The last difference is that the government has been preparing for years to avoid a repeat of the 2002 coup. The government has been quietly arming bands of supporters organized in paramilitary units that enjoy almost sovereign power in areas of the Venezuelan cities where the police and national guard would never dare to set foot. Colectivos, motorizados, tupamaros, they have different names but one common characteristic: they control their urban territory with the brute force of gang violence. Since the beginning of the anti-government demonstrations these hordes have been unleashed to quell the protests. They attack middle-class neighborhoods at night, enter their buildings setting apartments on fire and smashing the cars parked in their garages. They have established a reign of terror aimed to suppress the will of the protesters. This is happening while the national guard stands by, or helps by shooting tear gas canisters through the windows of private apartments. Despite all this, the protests continue. As a former chavista supporter, of working class extraction, declared to The Guardian in the article linked above, "I am scared, but I am also scared of violence on a daily basis" (he said referring to the multiple robberies he has suffered), and "I am sick of not imagining a better future".
As the public's attention is focused on another tragedy unfolding half a world apart in Ukraine, Venezuela is burning. I am not referring to the fires lit by the demonstrators, or the middle-class apartments set ablaze by the tupamaros. I am referring to the internal hate that is consuming the soul of a divided people.

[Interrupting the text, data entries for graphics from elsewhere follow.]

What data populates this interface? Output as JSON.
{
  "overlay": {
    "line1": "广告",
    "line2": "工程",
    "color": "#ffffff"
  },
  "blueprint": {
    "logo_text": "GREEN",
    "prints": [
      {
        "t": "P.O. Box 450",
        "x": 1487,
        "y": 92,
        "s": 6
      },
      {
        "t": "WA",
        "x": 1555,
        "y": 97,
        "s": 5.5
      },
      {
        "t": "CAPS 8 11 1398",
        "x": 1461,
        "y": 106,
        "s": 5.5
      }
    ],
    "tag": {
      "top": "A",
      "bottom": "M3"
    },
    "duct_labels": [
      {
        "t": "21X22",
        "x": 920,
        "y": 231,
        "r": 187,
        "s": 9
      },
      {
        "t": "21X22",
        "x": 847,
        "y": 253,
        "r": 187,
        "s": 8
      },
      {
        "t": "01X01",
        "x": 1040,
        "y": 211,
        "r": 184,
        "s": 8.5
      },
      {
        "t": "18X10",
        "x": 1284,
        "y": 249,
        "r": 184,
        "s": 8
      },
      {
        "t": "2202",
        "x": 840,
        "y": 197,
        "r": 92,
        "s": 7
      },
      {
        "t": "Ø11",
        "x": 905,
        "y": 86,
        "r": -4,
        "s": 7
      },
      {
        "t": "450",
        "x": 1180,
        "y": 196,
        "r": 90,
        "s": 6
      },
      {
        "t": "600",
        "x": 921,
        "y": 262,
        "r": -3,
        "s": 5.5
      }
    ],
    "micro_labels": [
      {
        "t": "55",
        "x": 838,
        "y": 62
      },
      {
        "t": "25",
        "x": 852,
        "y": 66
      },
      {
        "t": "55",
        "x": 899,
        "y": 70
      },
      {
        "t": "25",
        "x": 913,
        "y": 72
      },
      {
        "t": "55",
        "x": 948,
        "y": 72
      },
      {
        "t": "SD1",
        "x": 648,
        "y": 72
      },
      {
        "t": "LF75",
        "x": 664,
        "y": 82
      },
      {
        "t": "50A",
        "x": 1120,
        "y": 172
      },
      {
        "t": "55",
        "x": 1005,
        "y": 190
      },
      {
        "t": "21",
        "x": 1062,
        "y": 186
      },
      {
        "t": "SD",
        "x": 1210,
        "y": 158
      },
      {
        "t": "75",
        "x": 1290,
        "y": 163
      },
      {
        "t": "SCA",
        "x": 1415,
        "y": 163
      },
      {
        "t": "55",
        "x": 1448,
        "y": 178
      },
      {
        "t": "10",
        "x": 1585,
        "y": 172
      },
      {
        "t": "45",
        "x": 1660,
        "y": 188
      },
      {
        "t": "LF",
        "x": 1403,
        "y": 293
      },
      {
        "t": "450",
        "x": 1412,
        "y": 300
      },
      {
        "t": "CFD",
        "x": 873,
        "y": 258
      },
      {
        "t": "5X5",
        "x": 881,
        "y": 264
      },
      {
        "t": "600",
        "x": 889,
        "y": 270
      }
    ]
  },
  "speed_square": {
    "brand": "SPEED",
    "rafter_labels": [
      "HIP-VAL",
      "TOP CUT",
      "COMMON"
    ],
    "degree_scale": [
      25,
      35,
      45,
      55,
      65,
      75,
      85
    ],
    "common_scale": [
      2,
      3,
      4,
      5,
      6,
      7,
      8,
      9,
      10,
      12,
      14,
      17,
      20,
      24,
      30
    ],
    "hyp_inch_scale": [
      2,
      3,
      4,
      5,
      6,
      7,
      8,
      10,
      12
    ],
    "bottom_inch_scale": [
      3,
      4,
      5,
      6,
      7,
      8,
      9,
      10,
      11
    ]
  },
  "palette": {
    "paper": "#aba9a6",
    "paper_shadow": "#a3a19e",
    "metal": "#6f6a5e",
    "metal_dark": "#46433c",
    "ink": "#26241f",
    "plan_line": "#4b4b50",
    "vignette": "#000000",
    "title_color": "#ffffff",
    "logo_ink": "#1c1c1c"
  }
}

Venezuela today's demonstrators are fed up by the level of degradation in the society, the bread lines and the constant brownouts, and more importantly by an ever rising level of insecurity that makes you risk your life every time you dare to set foot in the street. Government supporters still believe in Chavez promises and are ready to defend at all costs the real gains in their standard of life that resulted from the "bolivarian revolution" social policies. Each side is blind to the reasons of their opponents, and doesn't acknowledge that the problems of a country so divided could only be solved through dialog. It is not going to end well.